Miraculously, her past hadn’t managed to spoil that freshness in her.
He lunged into the bedroom and kicked the door shut with a loud bang, never taking his eyes off her. Her lips were full and reddened from their former lovemaking and his kisses. There in the hallway, he’d wanted to derail her confusion and fear, but he’d become lost in his own hunger, a victim to his own machinations. He loved her mouth, and wanted to spend hours plucking at it, coaxing it, feeling her sighs run across his lips … ravaging it.
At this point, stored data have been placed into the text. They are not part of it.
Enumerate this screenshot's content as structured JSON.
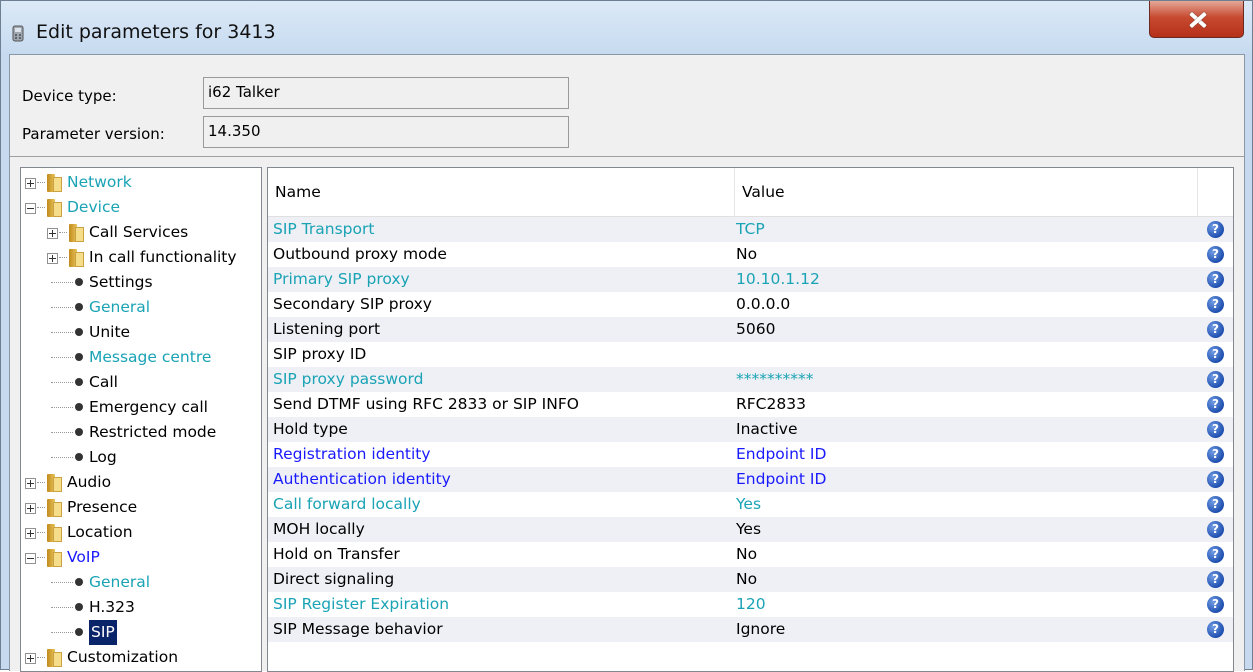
{
  "window": {
    "title": "Edit parameters for 3413",
    "close_label": "X"
  },
  "device_type": {
    "label": "Device type:",
    "value": "i62 Talker"
  },
  "parameter_version": {
    "label": "Parameter version:",
    "value": "14.350"
  },
  "tree": {
    "items": [
      {
        "label": "Network",
        "kind": "folder",
        "level": 0,
        "expander": "plus",
        "color": "cyan"
      },
      {
        "label": "Device",
        "kind": "folder",
        "level": 0,
        "expander": "minus",
        "color": "cyan"
      },
      {
        "label": "Call Services",
        "kind": "folder",
        "level": 1,
        "expander": "plus",
        "color": "black"
      },
      {
        "label": "In call functionality",
        "kind": "folder",
        "level": 1,
        "expander": "plus",
        "color": "black"
      },
      {
        "label": "Settings",
        "kind": "leaf",
        "level": 1,
        "color": "black"
      },
      {
        "label": "General",
        "kind": "leaf",
        "level": 1,
        "color": "cyan"
      },
      {
        "label": "Unite",
        "kind": "leaf",
        "level": 1,
        "color": "black"
      },
      {
        "label": "Message centre",
        "kind": "leaf",
        "level": 1,
        "color": "cyan"
      },
      {
        "label": "Call",
        "kind": "leaf",
        "level": 1,
        "color": "black"
      },
      {
        "label": "Emergency call",
        "kind": "leaf",
        "level": 1,
        "color": "black"
      },
      {
        "label": "Restricted mode",
        "kind": "leaf",
        "level": 1,
        "color": "black"
      },
      {
        "label": "Log",
        "kind": "leaf",
        "level": 1,
        "color": "black"
      },
      {
        "label": "Audio",
        "kind": "folder",
        "level": 0,
        "expander": "plus",
        "color": "black"
      },
      {
        "label": "Presence",
        "kind": "folder",
        "level": 0,
        "expander": "plus",
        "color": "black"
      },
      {
        "label": "Location",
        "kind": "folder",
        "level": 0,
        "expander": "plus",
        "color": "black"
      },
      {
        "label": "VoIP",
        "kind": "folder",
        "level": 0,
        "expander": "minus",
        "color": "blue"
      },
      {
        "label": "General",
        "kind": "leaf",
        "level": 1,
        "color": "cyan"
      },
      {
        "label": "H.323",
        "kind": "leaf",
        "level": 1,
        "color": "black"
      },
      {
        "label": "SIP",
        "kind": "leaf",
        "level": 1,
        "color": "black",
        "selected": true
      },
      {
        "label": "Customization",
        "kind": "folder",
        "level": 0,
        "expander": "plus",
        "color": "black"
      }
    ]
  },
  "table": {
    "columns": {
      "name": "Name",
      "value": "Value"
    },
    "help_glyph": "?",
    "rows": [
      {
        "name": "SIP Transport",
        "value": "TCP",
        "color": "cyan"
      },
      {
        "name": "Outbound proxy mode",
        "value": "No",
        "color": "black"
      },
      {
        "name": "Primary SIP proxy",
        "value": "10.10.1.12",
        "color": "cyan"
      },
      {
        "name": "Secondary SIP proxy",
        "value": "0.0.0.0",
        "color": "black"
      },
      {
        "name": "Listening port",
        "value": "5060",
        "color": "black"
      },
      {
        "name": "SIP proxy ID",
        "value": "",
        "color": "black"
      },
      {
        "name": "SIP proxy password",
        "value": "**********",
        "color": "cyan"
      },
      {
        "name": "Send DTMF using RFC 2833 or SIP INFO",
        "value": "RFC2833",
        "color": "black"
      },
      {
        "name": "Hold type",
        "value": "Inactive",
        "color": "black"
      },
      {
        "name": "Registration identity",
        "value": "Endpoint ID",
        "color": "blue"
      },
      {
        "name": "Authentication identity",
        "value": "Endpoint ID",
        "color": "blue"
      },
      {
        "name": "Call forward locally",
        "value": "Yes",
        "color": "cyan"
      },
      {
        "name": "MOH locally",
        "value": "Yes",
        "color": "black"
      },
      {
        "name": "Hold on Transfer",
        "value": "No",
        "color": "black"
      },
      {
        "name": "Direct signaling",
        "value": "No",
        "color": "black"
      },
      {
        "name": "SIP Register Expiration",
        "value": "120",
        "color": "cyan"
      },
      {
        "name": "SIP Message behavior",
        "value": "Ignore",
        "color": "black"
      }
    ]
  },
  "colors": {
    "cyan": "#1aa3b5",
    "blue": "#1a1aff",
    "black": "#000000",
    "selection": "#0a246a"
  }
}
He bent, setting her at the edge of the bed. She remained in a seated position. Her smoky eyes lowered over him as he stood before her, his cock throbbing between his thighs. When her stare settled on the outline of his erection, he gritted his teeth. A vivid fantasy popped into his head of sliding his straining cock between her flushed lips, looking down into her eyes as he slid along her tongue—those eyes that belonged both to an innocent and a seductress.
Nevertheless, he moved his hand at the same moment that she reached for his cock, halting her. They’d had the same fantasy at the same moment—he’d read it in her eyes—and their mutual understanding strangely both aroused and intimidated. The need to take control swelled in him. He leaned over her, gently taking her other wrist and placing her hands behind her.
“Let me touch you.” He flinched slightly at her softly rasped words.
“You are, beautiful. With your eyes. And it’s more than enough,” he said, grimly going about the task of unbuttoning her shirt. Thankfully, she hadn’t put on her bra when she took her little nighttime stroll. His muscles tightening in anticipation, he parted the fabric of her cotton shirt, baring her breasts. Her smooth skin looked flawless and golden in the lamplight, her large nipples a dusky pink.